At night, he said, most shops switch off window lights at seven o'clock, leaving the town centre to 'the local youngsters'. Some of these, according to other residents, 'will mug anything that moves'. One of the New Towns for London's overspill after the Second World War, a place of airy parks, growth and rejoicing, Crawley is creepy after dark.

In daylight, however, its commercial heart pulsed bravely if erratically. As the newspapers hailed 'the end of recession', the manager of Gambly's High Street toyshop felt people 'are still holding back on spending money', but took heart from the fact that a new Action Man generation was on the shelves. This boys' doll cost pounds 4.99 before it went out of fashion 10 years ago. Now rejuvenated and re- equipped since the Gulf war, 'Action Man' squares up nowadays at pounds 14.99.

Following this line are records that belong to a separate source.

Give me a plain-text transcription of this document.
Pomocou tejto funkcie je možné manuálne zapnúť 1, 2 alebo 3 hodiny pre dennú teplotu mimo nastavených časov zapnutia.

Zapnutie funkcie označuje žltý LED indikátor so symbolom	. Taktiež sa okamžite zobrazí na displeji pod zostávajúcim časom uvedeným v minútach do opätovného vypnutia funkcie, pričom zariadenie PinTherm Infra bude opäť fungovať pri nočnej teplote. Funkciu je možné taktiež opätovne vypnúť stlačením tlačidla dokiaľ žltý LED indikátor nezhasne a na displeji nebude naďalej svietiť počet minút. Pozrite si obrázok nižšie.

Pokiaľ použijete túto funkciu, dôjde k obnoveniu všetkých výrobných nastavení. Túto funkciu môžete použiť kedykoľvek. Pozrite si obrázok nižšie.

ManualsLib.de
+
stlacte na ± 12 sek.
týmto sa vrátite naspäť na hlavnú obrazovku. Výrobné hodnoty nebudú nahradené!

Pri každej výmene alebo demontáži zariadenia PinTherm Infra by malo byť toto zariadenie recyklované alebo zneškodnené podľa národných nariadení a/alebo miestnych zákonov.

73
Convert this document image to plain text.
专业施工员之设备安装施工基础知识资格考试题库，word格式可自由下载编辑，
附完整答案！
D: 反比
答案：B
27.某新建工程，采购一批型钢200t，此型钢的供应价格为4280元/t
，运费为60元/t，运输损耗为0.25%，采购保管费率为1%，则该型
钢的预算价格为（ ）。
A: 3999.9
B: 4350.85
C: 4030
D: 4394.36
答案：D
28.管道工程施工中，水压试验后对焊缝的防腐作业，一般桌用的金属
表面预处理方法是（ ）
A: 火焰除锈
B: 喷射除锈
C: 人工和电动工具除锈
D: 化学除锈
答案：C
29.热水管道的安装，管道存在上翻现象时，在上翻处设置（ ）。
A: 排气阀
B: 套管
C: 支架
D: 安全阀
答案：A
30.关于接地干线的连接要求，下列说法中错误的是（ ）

Yet, further along the street, Pickford's Travel reported steady business, and at Fads home decoration store, the manager said sales of wallpaper and paint had 'picked up a little bit'. He believed that even the unemployed made sacrifices in order to redecorate and brighten their lives. At the same time, on the industrial estate, August Systems has ridden out the recession effortlessly. Specialising in hi-tech safety systems for the oil and nuclear industries, its turnover five years ago was pounds 750,000. Last year it was more than pounds 13m.

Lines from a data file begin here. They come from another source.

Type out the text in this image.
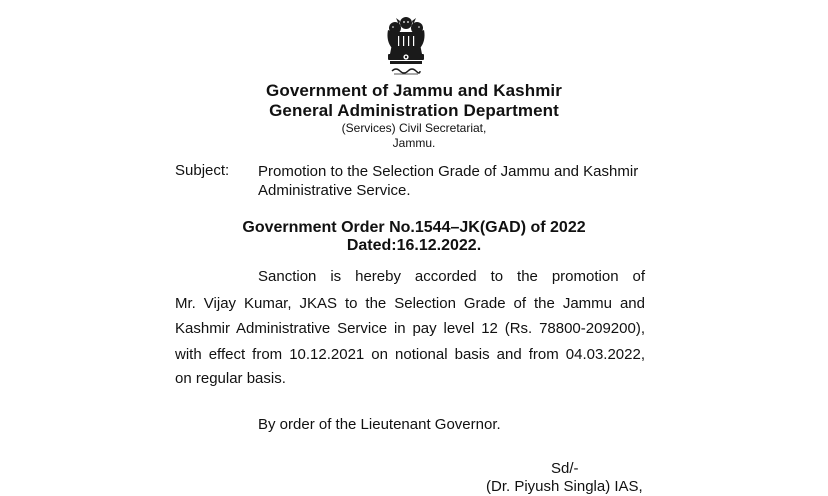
Government of Jammu and Kashmir
General Administration Department
(Services) Civil Secretariat,
Jammu.
Subject: Promotion to the Selection Grade of Jammu and Kashmir
Administrative Service.
Government Order No.1544–JK(GAD) of 2022
Dated:16.12.2022.
Sanction is hereby accorded to the promotion of
Mr. Vijay Kumar, JKAS to the Selection Grade of the Jammu and
Kashmir Administrative Service in pay level 12 (Rs. 78800-209200),
with effect from 10.12.2021 on notional basis and from 04.03.2022,
on regular basis.
By order of the Lieutenant Governor.
Sd/-
(Dr. Piyush Singla) IAS,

At the Crawley office of Touche Ross, chartered accounts and corporate finance consultants, Martyn Vernon-Smith said: 'I think people are just beginning to talk in a slightly more positive way. One or two are making inquiries about business opportunties and future expansion. I'm hoping the momentum will continue through the summer and not fall away as it did a year ago.'

Crawley originally was based on three small agricultural communities in which an early Saxon church and an Elizabethan hotel survived. It is now building its 13th neighbourhood, Maidenbower, expected to lift the population to 100,000 by early next century. Of a planned 3,500 homes, 700 have gone up, and custom is slow. But, said the woman in the office of Bryant Homes, 'we are now getting the prices we ask'.

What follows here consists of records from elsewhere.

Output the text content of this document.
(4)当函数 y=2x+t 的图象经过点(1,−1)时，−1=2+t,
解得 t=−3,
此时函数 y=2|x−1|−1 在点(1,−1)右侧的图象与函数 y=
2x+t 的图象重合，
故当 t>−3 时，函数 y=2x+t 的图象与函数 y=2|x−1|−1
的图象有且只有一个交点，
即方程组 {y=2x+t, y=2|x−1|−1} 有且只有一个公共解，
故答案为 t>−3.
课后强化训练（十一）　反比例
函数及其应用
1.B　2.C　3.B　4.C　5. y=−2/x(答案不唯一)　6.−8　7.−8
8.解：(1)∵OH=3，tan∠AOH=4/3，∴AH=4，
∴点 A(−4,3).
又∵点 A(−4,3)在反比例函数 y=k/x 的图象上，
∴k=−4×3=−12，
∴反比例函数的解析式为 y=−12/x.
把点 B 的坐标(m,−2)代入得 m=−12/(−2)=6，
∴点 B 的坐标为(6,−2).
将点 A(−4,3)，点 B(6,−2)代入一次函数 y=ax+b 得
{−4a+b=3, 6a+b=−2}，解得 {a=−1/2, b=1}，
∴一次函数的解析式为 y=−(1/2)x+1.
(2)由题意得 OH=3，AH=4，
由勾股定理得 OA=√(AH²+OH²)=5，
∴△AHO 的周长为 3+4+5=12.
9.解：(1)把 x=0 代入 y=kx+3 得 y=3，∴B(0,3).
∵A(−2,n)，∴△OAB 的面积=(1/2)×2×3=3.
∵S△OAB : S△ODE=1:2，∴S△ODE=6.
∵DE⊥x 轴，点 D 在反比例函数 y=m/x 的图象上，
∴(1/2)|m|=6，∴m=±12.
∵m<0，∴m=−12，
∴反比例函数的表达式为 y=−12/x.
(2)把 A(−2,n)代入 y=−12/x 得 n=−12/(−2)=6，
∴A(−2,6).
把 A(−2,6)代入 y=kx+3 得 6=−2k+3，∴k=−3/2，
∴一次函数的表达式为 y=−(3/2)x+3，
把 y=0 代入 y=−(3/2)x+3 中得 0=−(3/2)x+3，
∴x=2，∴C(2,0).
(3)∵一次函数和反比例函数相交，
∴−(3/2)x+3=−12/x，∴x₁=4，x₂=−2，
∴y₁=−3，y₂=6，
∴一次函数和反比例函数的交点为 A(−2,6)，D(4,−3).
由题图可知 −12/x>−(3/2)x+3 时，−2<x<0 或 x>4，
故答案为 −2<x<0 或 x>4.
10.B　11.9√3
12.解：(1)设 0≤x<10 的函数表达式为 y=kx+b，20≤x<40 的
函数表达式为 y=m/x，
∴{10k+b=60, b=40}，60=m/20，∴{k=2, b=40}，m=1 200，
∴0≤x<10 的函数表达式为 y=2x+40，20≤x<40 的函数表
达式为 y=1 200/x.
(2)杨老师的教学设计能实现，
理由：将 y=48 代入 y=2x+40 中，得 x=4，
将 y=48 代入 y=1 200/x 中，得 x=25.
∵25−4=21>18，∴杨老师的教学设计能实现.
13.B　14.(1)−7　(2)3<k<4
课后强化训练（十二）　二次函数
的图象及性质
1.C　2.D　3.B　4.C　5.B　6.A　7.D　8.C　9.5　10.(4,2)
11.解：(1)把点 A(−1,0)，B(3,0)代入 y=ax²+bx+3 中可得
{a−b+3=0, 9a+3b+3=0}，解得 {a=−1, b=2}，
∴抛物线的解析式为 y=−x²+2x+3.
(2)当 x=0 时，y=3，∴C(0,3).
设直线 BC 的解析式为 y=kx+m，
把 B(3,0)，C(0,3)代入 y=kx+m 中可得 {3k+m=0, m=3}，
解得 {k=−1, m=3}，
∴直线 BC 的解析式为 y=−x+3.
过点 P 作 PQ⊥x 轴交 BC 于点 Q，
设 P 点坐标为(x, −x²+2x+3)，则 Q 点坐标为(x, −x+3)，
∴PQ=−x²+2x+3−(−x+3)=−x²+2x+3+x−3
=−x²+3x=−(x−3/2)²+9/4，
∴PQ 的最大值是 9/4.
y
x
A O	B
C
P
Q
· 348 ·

Crawley's proudest landmark is the County Mall, opened a year ago to attract shoppers from as far away as Brighton, Horsham and Worthing. Travelling up and down the escalators of this glittering place suggests that the recession has indeed faded. Chris Hord, assistant manager of Thornton's, was selling 18 per cent more chocolates than a year ago - 'Things are looking up'. Hans Wustefeld, Dutch-born manager of the mall, said 85 per cent of his floorspace has been let. 'There is renewed confidence, but people are spending more wisely. There's less impulse buying.'

Two weeks ago, a Pie, Mash and Stewed Eel restaurant opened on Orchard Street. At pounds 1.25 a meal, it has been a great success - better even than a thriving Thai restaurant which opened on High Street six months ago.

Perhaps these isolated successes should not be accorded too much significance. Headlines such as 'Industry Turns the Corner' cannot disguise Crawley's predicament. Dan-Air, British Island Holidays and Air Europe have gone from Gatwick - not to mention the 'knock- ons'among the in-flight catering and cleaning firms. Duracell moved its production to the Continent (while retaining administrative headquarters in Crawley). Other manufacturing companies have also moved.

There is no post-recession euphoria on Queens Square, where a stroll revealed new flags of distress: sales of CDs at Woolworths, 10 per cent off children's clothing at Littlewoods, a 'camera price crash' at Dixon's, pounds 5 vouchers for Mansfield shoes, 'crazy summer sale' at Sport and Ski, free credit everywhere - and not a few empty shops.